5. Offer Work/Life Balance

Deloitte polled over 7,400 millennials and 14,000 Gen Zers from 46 countries. It found 76% want to run their own companies and are likely to be searching for better opportunities, even if they’re happy with their current employer.  

People no longer want to be bossed but want to be in command of their hours, where they work and how much money they make. This was made abundantly clear during the great resignation that occurred as a result of the COVID-19 pandemic. 

Many young workers feel their pay is too low and their hours are too long. In addition, the pandemic sent many people home to work remotely. Now, employers want them back in the office, but some jobs can be done just as easily from home. 

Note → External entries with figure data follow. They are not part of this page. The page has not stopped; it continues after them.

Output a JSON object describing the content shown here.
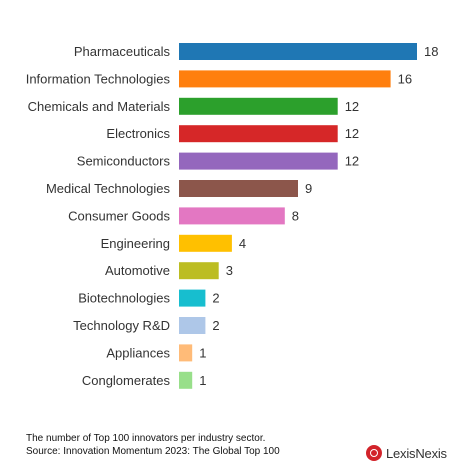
{
  "chart_data": {
    "type": "bar",
    "orientation": "horizontal",
    "categories": [
      "Pharmaceuticals",
      "Information Technologies",
      "Chemicals and Materials",
      "Electronics",
      "Semiconductors",
      "Medical Technologies",
      "Consumer Goods",
      "Engineering",
      "Automotive",
      "Biotechnologies",
      "Technology R&D",
      "Appliances",
      "Conglomerates"
    ],
    "values": [
      18,
      16,
      12,
      12,
      12,
      9,
      8,
      4,
      3,
      2,
      2,
      1,
      1
    ],
    "colors": [
      "#1f77b4",
      "#ff7f0e",
      "#2ca02c",
      "#d62728",
      "#9467bd",
      "#8c564b",
      "#e377c2",
      "#ffc000",
      "#bcbd22",
      "#17becf",
      "#aec7e8",
      "#ffbb78",
      "#98df8a"
    ],
    "xlim": [
      0,
      18
    ],
    "grid": false,
    "legend": "none"
  },
  "footer": {
    "caption": "The number of Top 100 innovators per industry sector.",
    "source": "Source: Innovation Momentum 2023: The Global Top 100"
  },
  "logo": {
    "text": "LexisNexis"
  }
}
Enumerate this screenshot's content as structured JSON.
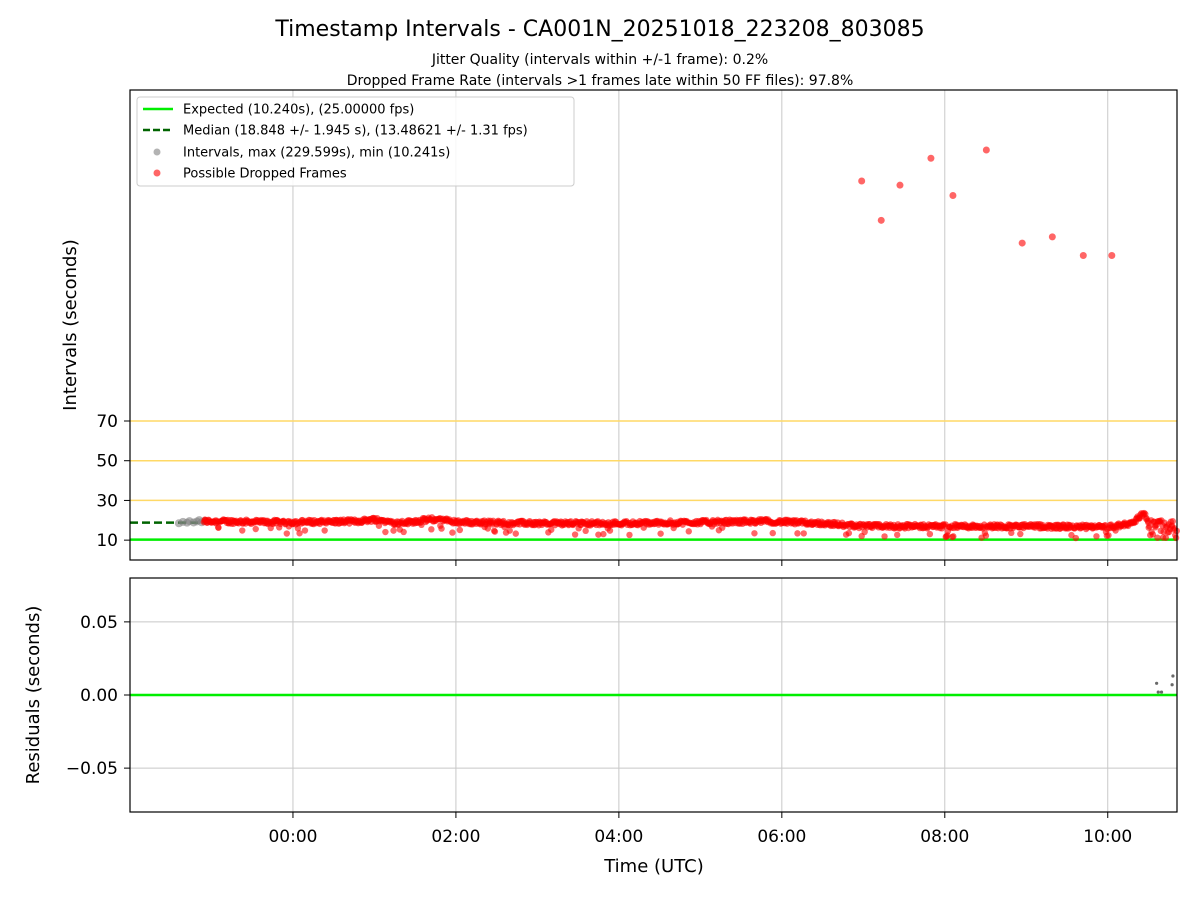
{
  "title": "Timestamp Intervals - CA001N_20251018_223208_803085",
  "subtitle_lines": [
    "Jitter Quality (intervals within +/-1 frame): 0.2%",
    "Dropped Frame Rate (intervals >1 frames late within 50 FF files): 97.8%"
  ],
  "colors": {
    "expected": "#00ee00",
    "median": "#006400",
    "intervals": "#808080",
    "dropped": "#ff0000",
    "threshold": "#ffd966",
    "grid": "#c8c8c8"
  },
  "chart_data": [
    {
      "type": "scatter",
      "ylabel": "Intervals (seconds)",
      "y_ticks": [
        10,
        30,
        50,
        70
      ],
      "x_ticks": [
        "00:00",
        "02:00",
        "04:00",
        "06:00",
        "08:00",
        "10:00"
      ],
      "x_tick_hours": [
        0,
        2,
        4,
        6,
        8,
        10
      ],
      "xlim_hours": [
        -2.0,
        10.85
      ],
      "ylim_break": {
        "visible_range": [
          0,
          70
        ],
        "compressed_range": [
          70,
          230
        ]
      },
      "grid": "vertical",
      "threshold_lines": [
        30,
        50,
        70
      ],
      "legend": {
        "placement": "top-left",
        "entries": [
          "Expected (10.240s), (25.00000 fps)",
          "Median (18.848 +/- 1.945 s), (13.48621 +/- 1.31 fps)",
          "Intervals, max (229.599s), min (10.241s)",
          "Possible Dropped Frames"
        ]
      },
      "expected_value": 10.24,
      "median_value": 18.848,
      "median_range_hours": [
        -2.0,
        -0.2
      ],
      "outliers": [
        {
          "t": 6.98,
          "y": 186
        },
        {
          "t": 7.22,
          "y": 167
        },
        {
          "t": 7.45,
          "y": 184
        },
        {
          "t": 7.83,
          "y": 197
        },
        {
          "t": 8.1,
          "y": 179
        },
        {
          "t": 8.51,
          "y": 201
        },
        {
          "t": 8.95,
          "y": 156
        },
        {
          "t": 9.32,
          "y": 159
        },
        {
          "t": 9.7,
          "y": 150
        },
        {
          "t": 10.05,
          "y": 150
        }
      ],
      "gray_points": [
        {
          "t": -1.4,
          "y": 18.5
        },
        {
          "t": -1.35,
          "y": 19.2
        },
        {
          "t": -1.3,
          "y": 18.8
        },
        {
          "t": -1.27,
          "y": 19.6
        },
        {
          "t": -1.22,
          "y": 18.9
        },
        {
          "t": -1.18,
          "y": 19.4
        },
        {
          "t": -1.15,
          "y": 20.1
        },
        {
          "t": -1.12,
          "y": 19.0
        },
        {
          "t": -1.08,
          "y": 19.7
        }
      ],
      "trend_knots": [
        {
          "t": -1.1,
          "y": 19.5
        },
        {
          "t": 0.0,
          "y": 19.0
        },
        {
          "t": 0.8,
          "y": 19.5
        },
        {
          "t": 1.0,
          "y": 20.5
        },
        {
          "t": 1.3,
          "y": 18.5
        },
        {
          "t": 1.7,
          "y": 20.5
        },
        {
          "t": 2.1,
          "y": 19.0
        },
        {
          "t": 3.0,
          "y": 18.5
        },
        {
          "t": 4.0,
          "y": 18.5
        },
        {
          "t": 5.0,
          "y": 19.0
        },
        {
          "t": 5.8,
          "y": 19.5
        },
        {
          "t": 6.5,
          "y": 18.5
        },
        {
          "t": 7.0,
          "y": 17.0
        },
        {
          "t": 8.0,
          "y": 17.0
        },
        {
          "t": 9.0,
          "y": 17.0
        },
        {
          "t": 10.0,
          "y": 16.5
        },
        {
          "t": 10.3,
          "y": 18.5
        },
        {
          "t": 10.45,
          "y": 24.0
        },
        {
          "t": 10.52,
          "y": 16.0
        },
        {
          "t": 10.85,
          "y": 14.0
        }
      ]
    },
    {
      "type": "scatter",
      "xlabel": "Time (UTC)",
      "ylabel": "Residuals (seconds)",
      "ylim": [
        -0.08,
        0.08
      ],
      "y_ticks": [
        -0.05,
        0.0,
        0.05
      ],
      "y_tick_labels": [
        "−0.05",
        "0.00",
        "0.05"
      ],
      "x_ticks": [
        "00:00",
        "02:00",
        "04:00",
        "06:00",
        "08:00",
        "10:00"
      ],
      "x_tick_hours": [
        0,
        2,
        4,
        6,
        8,
        10
      ],
      "xlim_hours": [
        -2.0,
        10.85
      ],
      "grid": "both",
      "zero_line": 0.0,
      "points": [
        {
          "t": 10.6,
          "y": 0.008
        },
        {
          "t": 10.62,
          "y": 0.002
        },
        {
          "t": 10.66,
          "y": 0.002
        },
        {
          "t": 10.79,
          "y": 0.007
        },
        {
          "t": 10.8,
          "y": 0.013
        }
      ]
    }
  ]
}
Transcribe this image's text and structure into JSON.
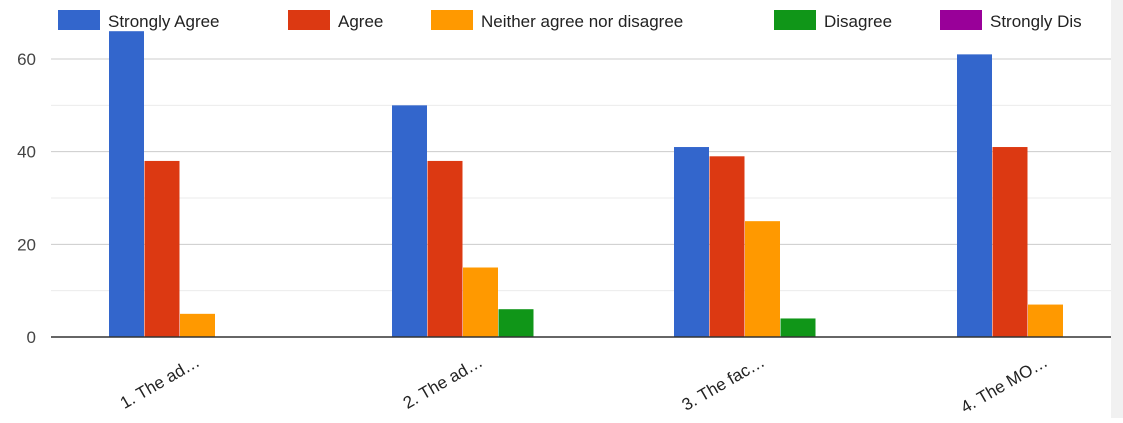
{
  "chart_data": {
    "type": "bar",
    "title": "",
    "xlabel": "",
    "ylabel": "",
    "ylim": [
      0,
      70
    ],
    "y_ticks": [
      "0",
      "20",
      "40",
      "60"
    ],
    "grid": true,
    "legend_position": "top",
    "categories": [
      "1. The ad…",
      "2. The ad…",
      "3. The fac…",
      "4. The MO…"
    ],
    "series": [
      {
        "name": "Strongly Agree",
        "color": "#3366cc",
        "values": [
          66,
          50,
          41,
          61
        ]
      },
      {
        "name": "Agree",
        "color": "#dc3912",
        "values": [
          38,
          38,
          39,
          41
        ]
      },
      {
        "name": "Neither agree nor disagree",
        "color": "#ff9900",
        "values": [
          5,
          15,
          25,
          7
        ]
      },
      {
        "name": "Disagree",
        "color": "#109618",
        "values": [
          0,
          6,
          4,
          0
        ]
      },
      {
        "name": "Strongly Dis",
        "color": "#990099",
        "values": [
          0,
          0,
          0,
          0
        ]
      }
    ]
  }
}
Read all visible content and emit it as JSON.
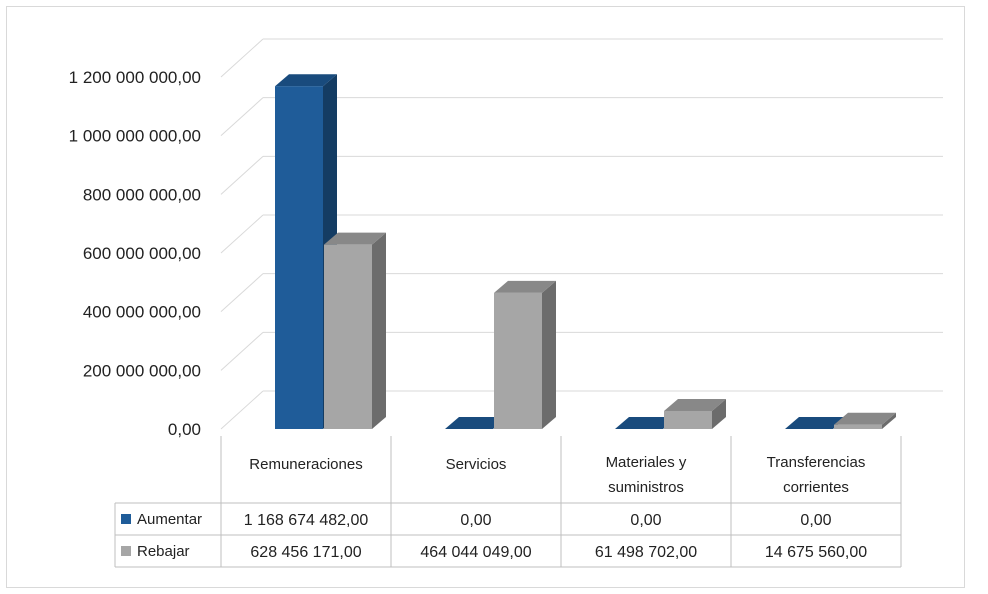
{
  "chart_data": {
    "type": "bar",
    "style": "3d-clustered-column-with-data-table",
    "categories": [
      [
        "Remuneraciones"
      ],
      [
        "Servicios"
      ],
      [
        "Materiales y",
        "suministros"
      ],
      [
        "Transferencias",
        "corrientes"
      ]
    ],
    "series": [
      {
        "name": "Aumentar",
        "color": "#1f5c99",
        "values": [
          1168674482.0,
          0.0,
          0.0,
          0.0
        ],
        "labels": [
          "1  168  674  482,00",
          "0,00",
          "0,00",
          "0,00"
        ]
      },
      {
        "name": "Rebajar",
        "color": "#a6a6a6",
        "values": [
          628456171.0,
          464044049.0,
          61498702.0,
          14675560.0
        ],
        "labels": [
          "628  456  171,00",
          "464  044  049,00",
          "61  498  702,00",
          "14  675  560,00"
        ]
      }
    ],
    "y_ticks": [
      {
        "value": 0,
        "label": "0,00"
      },
      {
        "value": 200000000,
        "label": "200  000  000,00"
      },
      {
        "value": 400000000,
        "label": "400  000  000,00"
      },
      {
        "value": 600000000,
        "label": "600  000  000,00"
      },
      {
        "value": 800000000,
        "label": "800  000  000,00"
      },
      {
        "value": 1000000000,
        "label": "1  000  000  000,00"
      },
      {
        "value": 1200000000,
        "label": "1  200  000  000,00"
      }
    ],
    "ylim": [
      0,
      1200000000
    ],
    "grid": true,
    "legend": "data-table"
  }
}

Consider the positions that require paperwork or computer detail and make them at least partially remote. Obviously, laborers must be on site to complete tasks. However, you can still offer them a flexible start and stop time, provide ample time off to be part of their families’ lives, and let them take breaks for their physical and mental well-being. 

6. Embrace a Cause

More companies in the construction industry are turning to greener practices to protect the environment. Clients often demand more sustainable materials or alternatives to energy consumption. 

Bringing someone on board who is adept at eco-friendly building practices can help the entire brand be greener. You can attract more customers who care about reducing their carbon footprint and use your track record to market to new audiences. 

Younger workers care about the causes their companies strive toward. When given the choice between working for your brand or one that doesn’t embrace sustainability, they may favor hiring on with you.  

Creativity and Compassion 

All generations have to give a little to work together harmoniously. Experienced professionals have a lot to offer in the way of life skills but must recognize the new technologies younger people are more adept at. Companies that encourage all workers to respect and see the value in one another will thrive and your employees will benefit from the culture you’ve created.